On one hand, targeted changes mean that safety training is efficient -- it adds safety behaviors without destroying capabilities. On the other hand, targeted changes might be easier to reverse. If safety is concentrated in a small number of exclusive features, an adversary (or even further fine-tuning) could potentially remove those features while preserving the model's capabilities. The refusal direction result already showed this is possible for one behavior. Model diffing suggests the pattern may be more general.

Comparison with Other Approaches

Crosscoder-based model diffing fills a specific niche in the landscape of model comparison tools:

CKA and SVCCA measure whether two models' representations are similar. They provide a single similarity score but do not identify which features differ or how.
Crosscoders identify what changed -- specific features that are shared, added, or removed. This is a richer answer but requires training a new crosscoder for each model pair.
Logit diff amplification compares models at the output level, amplifying behavioral differences. It requires no access to internals but cannot explain where in the model the differences arise.

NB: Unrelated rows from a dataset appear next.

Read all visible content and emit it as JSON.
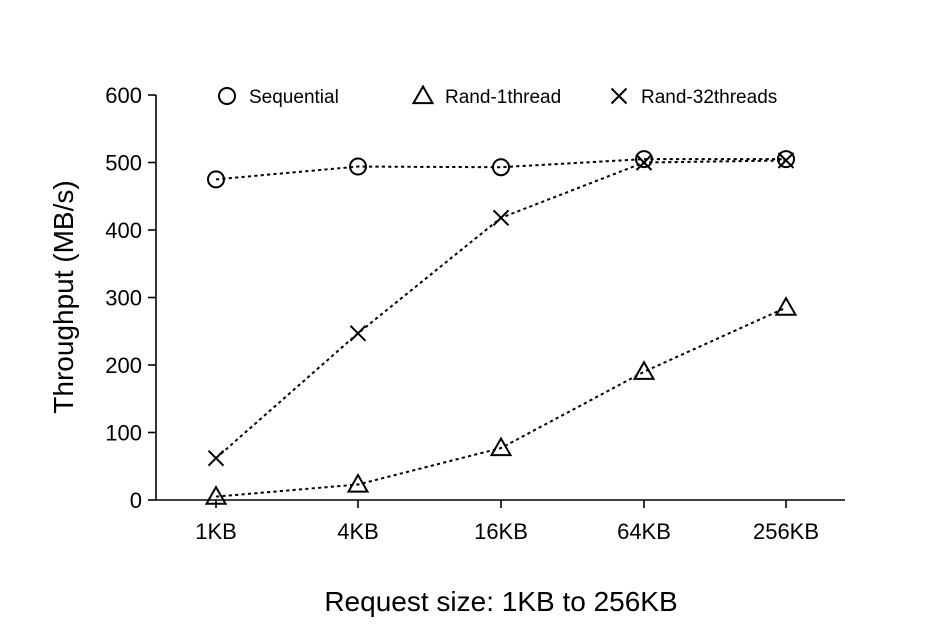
{
  "chart_data": {
    "type": "line",
    "title": "",
    "xlabel": "Request size: 1KB to 256KB",
    "ylabel": "Throughput (MB/s)",
    "categories": [
      "1KB",
      "4KB",
      "16KB",
      "64KB",
      "256KB"
    ],
    "ylim": [
      0,
      600
    ],
    "yticks": [
      0,
      100,
      200,
      300,
      400,
      500,
      600
    ],
    "grid": false,
    "legend_position": "top",
    "series": [
      {
        "name": "Sequential",
        "marker": "circle",
        "values": [
          475,
          494,
          493,
          505,
          505
        ]
      },
      {
        "name": "Rand-1thread",
        "marker": "triangle",
        "values": [
          5,
          23,
          77,
          190,
          285
        ]
      },
      {
        "name": "Rand-32threads",
        "marker": "x",
        "values": [
          62,
          247,
          418,
          500,
          503
        ]
      }
    ]
  }
}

These approaches are complementary. CKA can quickly assess whether two models are representationally similar. If they are mostly similar (as base and chat models tend to be), crosscoders can identify the specific directions that differ. And LDA can surface the rare behavioral consequences of those differences.

Key Takeaways

Feature-level model diffing trains crosscoders on concatenated activations from two models to classify features as shared, base-exclusive, or chat-exclusive.
L1 sparsity artifacts (Complete Shrinkage and Latent Decoupling) cause L1 crosscoders to systematically misclassify shared features as model-specific, inflating apparent differences between models.
Latent Scaling diagnoses these artifacts by measuring how well a supposedly exclusive latent actually explains the other model's activations.
BatchTopK crosscoders eliminate these artifacts and reveal genuinely chat-specific features -- including refusal mechanisms, false information detection, personal question handling, and chat template processing.
The choice of sparsity penalty changes what you find. Methodology shapes conclusions about what fine-tuning does to a model.